On the face of it, Memon could easily share the fate of Afzal Guru, who was executed in 2013 for being part of the conspiracy to attack in the Indian parliament in 2001, and Ajmal Kasab, who was hanged in 2012 for participating in the 2008 terror strikes on several targets across south Mumbai.
Afzal Guru was informed of his impending death at 5 am on February 9, 2013, and within two hours, was whisked away to the gallows. Three months earlier, on November 21, 2012, Kasab was hanged. Both executions were in violation of the Jail Manual, which requires the jail superintendent to inform the convict and his family about the date of execution. Sushil Kumar Shinde, who was then home minister, said that the secrecy was necessary to pre-empt the convicts from moving the Supreme Court against the dismissal of the clemency pleas.
It was clear that these actions had been motivated by political expediency. The Congress government at the Centre sought to steal a march over the Bharatiya Janata Party by demonstrating that it was being tough on terror (and terrorists) by illegally hanging Afzal Guru. In Maharashtra, Kasab was executed within four days of Shiv Sena supremo Bal Thackeray’s death. The Congress-Nationalist Congress Party coalition used the Pakistani in its game of one-upmanship against the Shiv Sena and the BJP.
However, since those hangings, two judgements have been emerged that could provide Memon some protection from arbitrary execution. With the assembly elections due in Maharashtra in a little over five months and prompted by the thorough drubbing it received at the hands of the Sena-BJP combine in the recently concluded general polls, the Congress government is likely to want to whip up as much political support it can. Hanging Memon expediently could perhaps strengthen the Congress-NCP coalition’s position against its arch-rival.
One judgement came in the case of Shatrughan Chauhan, dated January 21, in which the court made it incumbent upon the government to provide sufficient opportunity to death-row convicts to mentally prepare themselves even after their mercy pleas have been rejected, and if they so wish, to move court in a final attempt to stay alive. This judgement leaves no scope for the illegal haste and secrecy that was used against Kasab and Afzal.
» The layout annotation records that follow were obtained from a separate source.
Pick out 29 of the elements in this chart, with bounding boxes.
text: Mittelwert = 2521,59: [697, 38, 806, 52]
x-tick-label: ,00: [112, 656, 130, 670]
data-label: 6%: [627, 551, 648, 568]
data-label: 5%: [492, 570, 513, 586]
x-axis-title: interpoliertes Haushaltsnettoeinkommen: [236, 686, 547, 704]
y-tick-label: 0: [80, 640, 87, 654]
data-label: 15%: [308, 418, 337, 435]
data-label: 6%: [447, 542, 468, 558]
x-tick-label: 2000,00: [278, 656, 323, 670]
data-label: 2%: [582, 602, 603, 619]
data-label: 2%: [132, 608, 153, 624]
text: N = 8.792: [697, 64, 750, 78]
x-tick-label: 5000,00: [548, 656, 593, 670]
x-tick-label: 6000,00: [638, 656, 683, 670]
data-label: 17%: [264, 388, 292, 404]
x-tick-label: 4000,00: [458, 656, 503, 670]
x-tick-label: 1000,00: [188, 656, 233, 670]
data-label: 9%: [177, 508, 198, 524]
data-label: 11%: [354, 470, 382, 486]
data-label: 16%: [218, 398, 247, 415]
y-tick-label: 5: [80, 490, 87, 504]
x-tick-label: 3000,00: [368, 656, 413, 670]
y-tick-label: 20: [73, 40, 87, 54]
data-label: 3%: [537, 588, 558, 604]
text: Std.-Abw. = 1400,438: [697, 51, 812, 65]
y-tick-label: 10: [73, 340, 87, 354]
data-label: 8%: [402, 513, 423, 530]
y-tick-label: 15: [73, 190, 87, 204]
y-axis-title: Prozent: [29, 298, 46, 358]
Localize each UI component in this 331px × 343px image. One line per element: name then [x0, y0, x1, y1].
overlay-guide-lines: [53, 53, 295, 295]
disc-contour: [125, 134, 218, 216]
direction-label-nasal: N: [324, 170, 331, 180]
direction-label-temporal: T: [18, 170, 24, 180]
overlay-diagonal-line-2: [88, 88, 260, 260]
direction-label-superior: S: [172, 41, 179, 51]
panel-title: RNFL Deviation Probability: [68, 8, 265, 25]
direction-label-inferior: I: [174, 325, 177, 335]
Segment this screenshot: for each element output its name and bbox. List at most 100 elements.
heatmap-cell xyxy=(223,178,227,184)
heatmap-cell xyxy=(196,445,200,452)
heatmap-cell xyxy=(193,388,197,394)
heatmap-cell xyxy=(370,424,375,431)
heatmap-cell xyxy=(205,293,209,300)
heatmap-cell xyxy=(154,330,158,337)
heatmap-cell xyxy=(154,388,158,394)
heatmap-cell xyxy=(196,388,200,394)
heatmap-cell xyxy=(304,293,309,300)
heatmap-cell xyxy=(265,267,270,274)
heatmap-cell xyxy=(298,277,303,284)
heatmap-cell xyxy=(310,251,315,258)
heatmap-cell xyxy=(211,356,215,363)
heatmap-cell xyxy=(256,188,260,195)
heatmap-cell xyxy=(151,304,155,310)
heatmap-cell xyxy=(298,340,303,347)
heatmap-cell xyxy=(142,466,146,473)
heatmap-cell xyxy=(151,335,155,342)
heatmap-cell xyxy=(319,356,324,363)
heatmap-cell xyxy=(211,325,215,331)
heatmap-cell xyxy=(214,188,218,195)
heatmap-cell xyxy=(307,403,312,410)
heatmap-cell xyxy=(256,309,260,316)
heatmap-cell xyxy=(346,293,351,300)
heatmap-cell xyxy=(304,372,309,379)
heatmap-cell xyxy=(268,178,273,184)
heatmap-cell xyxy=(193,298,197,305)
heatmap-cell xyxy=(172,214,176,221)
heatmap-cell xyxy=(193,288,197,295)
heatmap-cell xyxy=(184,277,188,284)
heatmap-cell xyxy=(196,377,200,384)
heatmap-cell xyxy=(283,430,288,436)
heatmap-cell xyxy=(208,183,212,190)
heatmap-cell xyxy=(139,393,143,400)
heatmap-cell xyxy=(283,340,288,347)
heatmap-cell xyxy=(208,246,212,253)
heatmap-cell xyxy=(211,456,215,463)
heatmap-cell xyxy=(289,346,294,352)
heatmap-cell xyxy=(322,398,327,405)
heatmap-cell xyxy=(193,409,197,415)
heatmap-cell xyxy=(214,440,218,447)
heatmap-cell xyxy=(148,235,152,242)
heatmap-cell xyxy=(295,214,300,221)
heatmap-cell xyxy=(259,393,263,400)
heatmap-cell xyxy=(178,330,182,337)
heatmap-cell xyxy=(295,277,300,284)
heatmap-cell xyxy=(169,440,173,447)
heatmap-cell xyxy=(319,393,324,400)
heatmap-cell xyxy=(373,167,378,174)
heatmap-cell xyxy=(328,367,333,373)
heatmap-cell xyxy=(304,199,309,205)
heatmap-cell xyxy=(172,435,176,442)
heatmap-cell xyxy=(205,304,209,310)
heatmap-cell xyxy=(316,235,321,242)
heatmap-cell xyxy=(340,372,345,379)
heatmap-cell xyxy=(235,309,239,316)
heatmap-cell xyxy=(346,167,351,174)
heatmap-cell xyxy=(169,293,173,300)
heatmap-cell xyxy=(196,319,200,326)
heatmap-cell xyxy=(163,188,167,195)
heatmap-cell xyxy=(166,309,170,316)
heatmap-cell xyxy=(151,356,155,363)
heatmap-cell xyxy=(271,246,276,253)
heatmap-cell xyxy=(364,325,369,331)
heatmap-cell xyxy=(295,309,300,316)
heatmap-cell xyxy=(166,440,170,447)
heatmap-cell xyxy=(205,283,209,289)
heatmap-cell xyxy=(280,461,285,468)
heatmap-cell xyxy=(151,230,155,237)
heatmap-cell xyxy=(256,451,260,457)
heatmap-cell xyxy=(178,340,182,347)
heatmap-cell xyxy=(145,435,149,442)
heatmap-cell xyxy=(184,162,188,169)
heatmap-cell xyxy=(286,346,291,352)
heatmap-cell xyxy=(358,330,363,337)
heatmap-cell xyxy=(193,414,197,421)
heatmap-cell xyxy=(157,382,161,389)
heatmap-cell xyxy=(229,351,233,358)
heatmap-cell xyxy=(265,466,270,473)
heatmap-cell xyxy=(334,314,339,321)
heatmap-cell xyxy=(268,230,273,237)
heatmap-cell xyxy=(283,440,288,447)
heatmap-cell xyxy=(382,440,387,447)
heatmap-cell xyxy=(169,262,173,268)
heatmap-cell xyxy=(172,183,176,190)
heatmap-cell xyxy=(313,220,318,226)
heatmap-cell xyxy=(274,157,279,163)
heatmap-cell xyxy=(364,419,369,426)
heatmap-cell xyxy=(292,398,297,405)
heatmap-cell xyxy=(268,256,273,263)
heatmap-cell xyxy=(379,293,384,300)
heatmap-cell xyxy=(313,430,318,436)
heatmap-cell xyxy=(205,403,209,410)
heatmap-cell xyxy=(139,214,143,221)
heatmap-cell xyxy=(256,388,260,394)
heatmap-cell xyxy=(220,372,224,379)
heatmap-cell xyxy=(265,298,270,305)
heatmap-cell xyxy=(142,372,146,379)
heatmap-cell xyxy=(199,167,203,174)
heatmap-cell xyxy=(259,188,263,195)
The other bulwark is provided by Sriharan. On February 18, while hearing the pleas of those sentenced to death for killing former prime minister Rajiv Gandhi, the court said that in so far as the treatment of death-row prisoners was concerned, it was illegal to make any distinction between those sentenced for terrorist acts and prisoners convicted of other crimes under the Indian Penal Code.
Yakub Memon has the law on his side. The authorities have the opportunity to absolve themselves of their previous travesties.